After the closing parenthesis the .close() is called automatically.

This allows for a lot of nice things, such as providing methods for stacking and combining resources, thus making sure they automatically close in the correct order. Callers never have to care about closing resource explicitly. Error handling is much easier to do.

Etc.

lliamander · on Dec 4, 2021

I was just thinking about this earlier today! But then isn't that just the same thing as try-with-resouces?

valenterry · on Dec 4, 2021

Very similar but not the same. try-with-resources is essentially a "hack" that tries to emulate what I described (and it mostly succeeds with it). That way, the ecosystem doesn't have to be changed. "My" solution requires that libraries use/support this pattern, and it also requires the language to have nice syntax, something that Java isn't very good at.

ajkjk · on Dec 4, 2021

I read that pseudocode and all I think is: this sounds like it's making up for a missing language feature.

valenterry · on Dec 4, 2021

Well, it's pseudocode, but it's close enough.

Here's a runnable example: https://scastie.scala-lang.org/5klYiw6cT7yckJbn2zGmJg

The gist is: this does everything needed for resources, including preventing errors at compile-time, being composable/reusable and handling errors correctly (you can throw an exception in the middle and the scanners will still be closed).

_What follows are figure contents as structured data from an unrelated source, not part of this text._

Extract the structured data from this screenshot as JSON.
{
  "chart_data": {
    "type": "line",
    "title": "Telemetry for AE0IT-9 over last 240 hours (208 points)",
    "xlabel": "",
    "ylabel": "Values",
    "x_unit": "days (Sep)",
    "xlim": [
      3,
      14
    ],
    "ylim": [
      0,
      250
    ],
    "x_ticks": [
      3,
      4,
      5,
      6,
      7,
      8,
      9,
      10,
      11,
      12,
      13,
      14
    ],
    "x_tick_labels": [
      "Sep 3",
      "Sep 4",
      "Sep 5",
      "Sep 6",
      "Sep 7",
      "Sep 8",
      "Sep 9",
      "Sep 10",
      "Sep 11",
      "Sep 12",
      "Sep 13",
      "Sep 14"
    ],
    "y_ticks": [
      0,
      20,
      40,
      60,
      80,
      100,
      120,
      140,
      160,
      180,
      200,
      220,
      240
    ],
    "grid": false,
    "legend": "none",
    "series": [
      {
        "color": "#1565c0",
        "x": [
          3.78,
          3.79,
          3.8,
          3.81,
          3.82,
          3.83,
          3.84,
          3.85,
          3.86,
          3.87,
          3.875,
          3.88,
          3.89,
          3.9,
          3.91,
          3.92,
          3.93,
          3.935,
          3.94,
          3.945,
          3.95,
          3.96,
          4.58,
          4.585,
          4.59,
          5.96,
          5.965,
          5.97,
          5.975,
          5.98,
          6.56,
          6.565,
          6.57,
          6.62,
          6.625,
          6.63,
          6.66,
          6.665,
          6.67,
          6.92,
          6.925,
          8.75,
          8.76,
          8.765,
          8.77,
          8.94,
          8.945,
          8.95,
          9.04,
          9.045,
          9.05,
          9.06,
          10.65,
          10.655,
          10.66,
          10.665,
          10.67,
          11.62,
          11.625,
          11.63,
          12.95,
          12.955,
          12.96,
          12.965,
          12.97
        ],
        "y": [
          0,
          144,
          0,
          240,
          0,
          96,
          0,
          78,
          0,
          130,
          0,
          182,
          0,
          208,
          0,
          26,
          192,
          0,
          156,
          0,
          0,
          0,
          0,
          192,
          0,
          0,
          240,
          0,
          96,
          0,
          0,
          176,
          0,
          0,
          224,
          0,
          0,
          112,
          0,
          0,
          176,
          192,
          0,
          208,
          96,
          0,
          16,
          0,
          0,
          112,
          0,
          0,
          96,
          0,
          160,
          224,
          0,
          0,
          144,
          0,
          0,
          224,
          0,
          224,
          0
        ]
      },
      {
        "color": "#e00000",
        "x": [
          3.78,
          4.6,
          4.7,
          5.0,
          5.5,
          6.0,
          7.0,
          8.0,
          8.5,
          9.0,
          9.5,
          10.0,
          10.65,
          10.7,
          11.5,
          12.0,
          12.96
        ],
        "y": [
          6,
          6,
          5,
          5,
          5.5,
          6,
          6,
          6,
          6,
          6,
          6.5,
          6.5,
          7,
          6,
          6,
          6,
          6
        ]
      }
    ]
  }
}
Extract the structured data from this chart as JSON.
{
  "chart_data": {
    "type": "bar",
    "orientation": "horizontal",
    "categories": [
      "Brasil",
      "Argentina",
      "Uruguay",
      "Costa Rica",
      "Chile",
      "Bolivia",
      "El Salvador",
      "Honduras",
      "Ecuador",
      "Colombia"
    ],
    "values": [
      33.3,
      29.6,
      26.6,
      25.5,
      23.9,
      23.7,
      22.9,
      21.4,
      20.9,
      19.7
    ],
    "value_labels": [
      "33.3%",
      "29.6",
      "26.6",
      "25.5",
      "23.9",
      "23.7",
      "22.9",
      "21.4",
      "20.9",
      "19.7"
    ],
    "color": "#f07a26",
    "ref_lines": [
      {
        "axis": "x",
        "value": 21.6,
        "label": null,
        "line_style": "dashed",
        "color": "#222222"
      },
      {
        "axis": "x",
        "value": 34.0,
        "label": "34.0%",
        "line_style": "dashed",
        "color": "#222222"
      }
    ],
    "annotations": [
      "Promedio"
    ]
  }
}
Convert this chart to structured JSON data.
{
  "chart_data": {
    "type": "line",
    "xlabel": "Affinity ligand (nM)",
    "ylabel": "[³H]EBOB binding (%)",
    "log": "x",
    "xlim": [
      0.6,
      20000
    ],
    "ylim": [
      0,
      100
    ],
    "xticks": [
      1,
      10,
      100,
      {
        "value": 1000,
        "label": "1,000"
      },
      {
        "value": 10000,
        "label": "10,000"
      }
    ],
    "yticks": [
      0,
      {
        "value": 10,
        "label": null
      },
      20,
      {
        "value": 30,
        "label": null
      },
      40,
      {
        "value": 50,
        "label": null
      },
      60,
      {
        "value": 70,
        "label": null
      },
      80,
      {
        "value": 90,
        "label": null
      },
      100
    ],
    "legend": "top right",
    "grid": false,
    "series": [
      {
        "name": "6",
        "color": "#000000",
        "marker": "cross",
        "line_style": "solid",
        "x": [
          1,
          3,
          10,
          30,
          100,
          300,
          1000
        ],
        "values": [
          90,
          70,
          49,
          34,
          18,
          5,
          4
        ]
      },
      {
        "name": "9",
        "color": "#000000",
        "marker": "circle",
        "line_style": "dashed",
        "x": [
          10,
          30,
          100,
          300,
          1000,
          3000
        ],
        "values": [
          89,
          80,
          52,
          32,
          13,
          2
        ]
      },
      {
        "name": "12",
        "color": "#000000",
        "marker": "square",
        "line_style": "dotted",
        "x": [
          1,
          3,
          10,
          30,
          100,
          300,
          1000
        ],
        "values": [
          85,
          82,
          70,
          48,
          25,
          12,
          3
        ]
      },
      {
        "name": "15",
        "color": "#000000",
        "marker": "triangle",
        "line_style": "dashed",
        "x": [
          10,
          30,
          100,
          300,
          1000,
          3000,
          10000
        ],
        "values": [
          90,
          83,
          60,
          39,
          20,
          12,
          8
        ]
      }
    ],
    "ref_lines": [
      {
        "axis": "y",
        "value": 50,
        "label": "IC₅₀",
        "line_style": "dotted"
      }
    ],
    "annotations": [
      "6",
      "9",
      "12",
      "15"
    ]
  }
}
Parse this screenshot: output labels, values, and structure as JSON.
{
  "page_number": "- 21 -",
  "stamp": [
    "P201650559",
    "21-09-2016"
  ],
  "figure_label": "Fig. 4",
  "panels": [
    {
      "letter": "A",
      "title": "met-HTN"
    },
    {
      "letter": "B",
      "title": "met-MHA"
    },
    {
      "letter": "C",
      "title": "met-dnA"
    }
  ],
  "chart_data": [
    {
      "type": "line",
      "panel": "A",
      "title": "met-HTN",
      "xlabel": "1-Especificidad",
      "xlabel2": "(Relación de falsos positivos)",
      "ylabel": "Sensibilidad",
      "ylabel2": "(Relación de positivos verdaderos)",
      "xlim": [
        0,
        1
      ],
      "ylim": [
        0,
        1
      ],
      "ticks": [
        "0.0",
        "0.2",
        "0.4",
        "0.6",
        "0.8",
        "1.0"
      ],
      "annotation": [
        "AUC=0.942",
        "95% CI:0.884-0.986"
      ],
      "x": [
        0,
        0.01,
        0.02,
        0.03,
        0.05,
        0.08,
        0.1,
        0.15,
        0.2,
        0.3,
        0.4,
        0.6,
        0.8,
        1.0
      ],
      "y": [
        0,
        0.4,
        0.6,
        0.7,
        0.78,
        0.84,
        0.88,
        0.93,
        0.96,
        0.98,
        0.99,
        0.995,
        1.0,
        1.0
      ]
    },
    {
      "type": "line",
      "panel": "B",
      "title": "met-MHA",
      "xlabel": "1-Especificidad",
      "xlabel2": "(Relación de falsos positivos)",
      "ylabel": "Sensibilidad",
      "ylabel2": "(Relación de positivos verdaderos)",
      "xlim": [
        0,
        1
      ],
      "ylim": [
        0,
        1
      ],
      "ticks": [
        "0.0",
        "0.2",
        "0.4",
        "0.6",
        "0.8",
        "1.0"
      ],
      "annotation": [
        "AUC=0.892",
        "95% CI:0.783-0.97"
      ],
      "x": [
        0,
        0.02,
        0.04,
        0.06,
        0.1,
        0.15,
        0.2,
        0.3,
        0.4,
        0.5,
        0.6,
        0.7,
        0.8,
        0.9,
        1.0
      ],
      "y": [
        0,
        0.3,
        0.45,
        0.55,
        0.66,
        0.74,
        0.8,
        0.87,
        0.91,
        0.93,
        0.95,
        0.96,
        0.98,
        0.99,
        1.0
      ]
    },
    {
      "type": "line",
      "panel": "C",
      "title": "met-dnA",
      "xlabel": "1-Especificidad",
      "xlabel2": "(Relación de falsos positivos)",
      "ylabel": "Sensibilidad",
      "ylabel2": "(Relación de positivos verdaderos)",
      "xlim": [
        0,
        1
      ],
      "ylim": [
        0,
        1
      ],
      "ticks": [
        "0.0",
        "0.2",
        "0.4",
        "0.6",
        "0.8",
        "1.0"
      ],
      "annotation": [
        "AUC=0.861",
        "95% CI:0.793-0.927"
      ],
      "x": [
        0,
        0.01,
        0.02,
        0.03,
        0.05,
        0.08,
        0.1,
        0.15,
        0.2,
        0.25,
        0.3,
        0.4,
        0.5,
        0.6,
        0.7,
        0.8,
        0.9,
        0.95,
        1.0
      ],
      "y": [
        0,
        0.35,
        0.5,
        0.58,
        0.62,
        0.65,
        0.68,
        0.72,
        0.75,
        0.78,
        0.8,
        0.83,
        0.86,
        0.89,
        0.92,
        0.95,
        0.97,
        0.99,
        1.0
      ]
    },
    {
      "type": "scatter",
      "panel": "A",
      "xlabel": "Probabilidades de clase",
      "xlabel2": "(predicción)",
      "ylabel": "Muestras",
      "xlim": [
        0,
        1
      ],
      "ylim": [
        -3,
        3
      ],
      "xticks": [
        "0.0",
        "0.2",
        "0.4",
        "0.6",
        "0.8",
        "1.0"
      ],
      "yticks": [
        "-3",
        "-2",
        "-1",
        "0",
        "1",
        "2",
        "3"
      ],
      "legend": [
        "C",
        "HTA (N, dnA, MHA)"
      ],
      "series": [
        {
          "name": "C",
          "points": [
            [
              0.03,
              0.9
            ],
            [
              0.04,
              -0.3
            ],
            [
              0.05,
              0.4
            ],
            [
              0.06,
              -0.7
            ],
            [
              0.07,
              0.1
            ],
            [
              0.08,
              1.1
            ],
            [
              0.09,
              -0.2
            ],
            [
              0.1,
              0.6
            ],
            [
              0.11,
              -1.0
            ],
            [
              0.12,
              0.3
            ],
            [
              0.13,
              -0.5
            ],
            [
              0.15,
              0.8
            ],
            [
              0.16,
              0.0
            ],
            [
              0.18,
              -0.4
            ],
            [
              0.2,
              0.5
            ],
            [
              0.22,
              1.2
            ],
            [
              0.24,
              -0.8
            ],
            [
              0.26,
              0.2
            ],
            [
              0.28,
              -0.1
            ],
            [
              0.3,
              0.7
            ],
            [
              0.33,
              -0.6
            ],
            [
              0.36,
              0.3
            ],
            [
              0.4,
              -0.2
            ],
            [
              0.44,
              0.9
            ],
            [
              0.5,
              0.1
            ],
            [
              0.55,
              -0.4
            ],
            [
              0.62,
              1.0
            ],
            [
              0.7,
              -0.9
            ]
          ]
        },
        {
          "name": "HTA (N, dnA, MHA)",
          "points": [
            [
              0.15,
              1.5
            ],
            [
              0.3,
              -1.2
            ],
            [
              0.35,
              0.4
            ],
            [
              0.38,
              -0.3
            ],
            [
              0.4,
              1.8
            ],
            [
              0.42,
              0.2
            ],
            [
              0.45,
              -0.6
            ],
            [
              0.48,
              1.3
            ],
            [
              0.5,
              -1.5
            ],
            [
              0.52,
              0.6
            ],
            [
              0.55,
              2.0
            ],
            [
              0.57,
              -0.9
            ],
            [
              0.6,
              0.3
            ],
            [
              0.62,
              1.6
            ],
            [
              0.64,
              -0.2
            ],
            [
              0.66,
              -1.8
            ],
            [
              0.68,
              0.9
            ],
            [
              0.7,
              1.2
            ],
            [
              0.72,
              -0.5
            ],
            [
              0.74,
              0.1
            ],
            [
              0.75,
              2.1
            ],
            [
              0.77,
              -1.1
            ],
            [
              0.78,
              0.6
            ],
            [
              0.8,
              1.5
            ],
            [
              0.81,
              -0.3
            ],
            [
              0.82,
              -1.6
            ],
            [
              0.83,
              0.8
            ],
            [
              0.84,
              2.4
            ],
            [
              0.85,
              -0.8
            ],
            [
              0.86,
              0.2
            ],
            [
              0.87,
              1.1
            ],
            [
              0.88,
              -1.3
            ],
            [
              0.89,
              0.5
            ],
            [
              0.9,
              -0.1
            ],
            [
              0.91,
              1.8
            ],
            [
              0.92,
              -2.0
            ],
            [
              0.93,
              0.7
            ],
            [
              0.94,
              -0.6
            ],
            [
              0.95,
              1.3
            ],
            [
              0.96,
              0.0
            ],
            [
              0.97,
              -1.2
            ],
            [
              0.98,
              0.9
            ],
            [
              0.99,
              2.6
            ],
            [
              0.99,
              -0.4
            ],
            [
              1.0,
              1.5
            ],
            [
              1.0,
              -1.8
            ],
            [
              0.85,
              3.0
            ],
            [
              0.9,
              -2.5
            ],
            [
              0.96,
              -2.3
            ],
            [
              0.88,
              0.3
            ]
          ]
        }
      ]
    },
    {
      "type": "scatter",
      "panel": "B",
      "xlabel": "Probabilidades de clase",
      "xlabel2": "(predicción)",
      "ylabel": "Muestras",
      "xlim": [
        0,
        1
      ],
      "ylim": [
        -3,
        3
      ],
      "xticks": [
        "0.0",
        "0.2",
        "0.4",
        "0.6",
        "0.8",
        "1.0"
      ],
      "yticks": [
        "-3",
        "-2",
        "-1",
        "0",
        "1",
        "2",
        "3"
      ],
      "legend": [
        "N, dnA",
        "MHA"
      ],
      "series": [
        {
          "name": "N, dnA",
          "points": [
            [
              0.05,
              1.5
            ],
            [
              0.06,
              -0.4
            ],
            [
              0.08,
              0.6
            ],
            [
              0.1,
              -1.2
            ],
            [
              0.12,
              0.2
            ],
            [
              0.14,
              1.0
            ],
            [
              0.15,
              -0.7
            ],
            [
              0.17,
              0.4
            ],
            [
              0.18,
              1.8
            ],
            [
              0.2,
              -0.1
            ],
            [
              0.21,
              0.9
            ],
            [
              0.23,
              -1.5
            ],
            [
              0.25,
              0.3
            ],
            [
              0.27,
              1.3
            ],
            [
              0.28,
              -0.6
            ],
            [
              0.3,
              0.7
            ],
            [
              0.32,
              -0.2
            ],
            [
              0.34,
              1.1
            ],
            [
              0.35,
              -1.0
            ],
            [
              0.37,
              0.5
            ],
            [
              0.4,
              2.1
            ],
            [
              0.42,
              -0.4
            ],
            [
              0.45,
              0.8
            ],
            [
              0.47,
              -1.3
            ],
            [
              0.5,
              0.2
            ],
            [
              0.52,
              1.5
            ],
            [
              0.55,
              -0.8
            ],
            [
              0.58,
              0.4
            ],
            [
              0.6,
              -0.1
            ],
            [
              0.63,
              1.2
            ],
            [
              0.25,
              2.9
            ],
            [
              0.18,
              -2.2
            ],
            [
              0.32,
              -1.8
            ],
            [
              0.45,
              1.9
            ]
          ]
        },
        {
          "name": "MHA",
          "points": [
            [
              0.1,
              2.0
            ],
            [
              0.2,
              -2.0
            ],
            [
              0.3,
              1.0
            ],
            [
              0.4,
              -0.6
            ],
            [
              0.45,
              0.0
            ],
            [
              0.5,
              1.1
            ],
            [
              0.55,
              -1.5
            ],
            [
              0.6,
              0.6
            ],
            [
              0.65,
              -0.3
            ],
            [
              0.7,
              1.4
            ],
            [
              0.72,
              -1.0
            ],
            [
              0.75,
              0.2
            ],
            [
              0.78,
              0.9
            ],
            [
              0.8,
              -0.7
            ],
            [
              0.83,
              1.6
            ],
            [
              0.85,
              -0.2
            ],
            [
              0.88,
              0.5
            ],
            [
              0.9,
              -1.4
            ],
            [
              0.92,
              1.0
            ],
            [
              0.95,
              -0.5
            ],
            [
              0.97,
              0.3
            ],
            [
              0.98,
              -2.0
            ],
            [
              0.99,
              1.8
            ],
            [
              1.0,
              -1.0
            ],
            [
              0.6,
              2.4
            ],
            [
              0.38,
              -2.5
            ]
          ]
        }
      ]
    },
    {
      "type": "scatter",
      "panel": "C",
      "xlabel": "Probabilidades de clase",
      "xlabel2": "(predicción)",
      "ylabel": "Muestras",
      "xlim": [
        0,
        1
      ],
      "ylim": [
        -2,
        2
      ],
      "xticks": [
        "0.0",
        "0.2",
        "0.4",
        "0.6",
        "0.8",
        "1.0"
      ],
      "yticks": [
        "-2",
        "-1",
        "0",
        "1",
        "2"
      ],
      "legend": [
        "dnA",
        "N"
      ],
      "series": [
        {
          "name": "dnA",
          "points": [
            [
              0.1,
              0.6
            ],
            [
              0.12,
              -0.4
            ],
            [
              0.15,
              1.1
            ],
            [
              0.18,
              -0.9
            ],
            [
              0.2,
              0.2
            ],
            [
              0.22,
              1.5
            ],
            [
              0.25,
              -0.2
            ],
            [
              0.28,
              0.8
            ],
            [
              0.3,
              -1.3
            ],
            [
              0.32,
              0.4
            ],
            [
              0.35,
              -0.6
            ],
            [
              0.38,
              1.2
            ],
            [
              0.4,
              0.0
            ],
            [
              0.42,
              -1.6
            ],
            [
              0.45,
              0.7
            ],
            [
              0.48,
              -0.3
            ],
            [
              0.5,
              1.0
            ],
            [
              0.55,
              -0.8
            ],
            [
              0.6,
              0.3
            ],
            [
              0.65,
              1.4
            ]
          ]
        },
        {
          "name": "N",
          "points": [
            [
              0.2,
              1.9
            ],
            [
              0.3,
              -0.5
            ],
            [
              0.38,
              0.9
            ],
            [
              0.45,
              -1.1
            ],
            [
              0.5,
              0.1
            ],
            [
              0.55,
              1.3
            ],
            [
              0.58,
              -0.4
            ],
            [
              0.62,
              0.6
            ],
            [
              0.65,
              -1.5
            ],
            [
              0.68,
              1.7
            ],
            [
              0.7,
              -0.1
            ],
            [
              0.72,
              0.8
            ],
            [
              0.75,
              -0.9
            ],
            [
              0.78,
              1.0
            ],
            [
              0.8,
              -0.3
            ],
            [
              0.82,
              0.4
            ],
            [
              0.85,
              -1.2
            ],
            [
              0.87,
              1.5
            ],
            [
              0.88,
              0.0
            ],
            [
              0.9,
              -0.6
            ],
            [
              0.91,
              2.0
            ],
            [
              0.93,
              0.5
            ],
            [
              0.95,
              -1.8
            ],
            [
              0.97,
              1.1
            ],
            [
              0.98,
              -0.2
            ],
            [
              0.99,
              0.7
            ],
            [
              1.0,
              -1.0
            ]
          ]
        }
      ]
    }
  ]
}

That being said, having it as a language feature might make certain use-cases nicer and more ergonomic. However, it also makes the language much more complex; I don't think resources alone are a sufficient reason to fundamentally change the language.

One thing that Rust has gotten fairly right so far is not having added too many special cases and rely on general language features mostly. For example, don't have special syntax/handling for optional/nullable values, but just use the existing macrosystem to deal with it. I hope this philosophy will continue.

Rust is here to stay and these kind of decisions make a big difference in the long run.

ketralnis · on Dec 3, 2021

Is sOpen.nextLine() after the close also a compile time error?

lliamander · on Dec 3, 2021

No. That's a good point and one of those things that having built-in language support helps. But if you are using method chaining (i.e. fluent API) that matters less.

baby · on Dec 4, 2021

I think they should have started with the poor man typestate, which is to create a type per state (can use wrapper types if needed)

brunoqc · on Dec 3, 2021

I wonder how it improved since the last article.

solmag · on Dec 4, 2021

I believe there is a library that can generate type-state machines for you in Rust, ie. you don't have to code it by hand.

baby · on Dec 4, 2021

I think you're talking about what Pin does? But that's unrelated to these custom state machines.

solmag · on Dec 5, 2021

https://github.com/eugene-babichenko/rust-fsm - I think I meant this.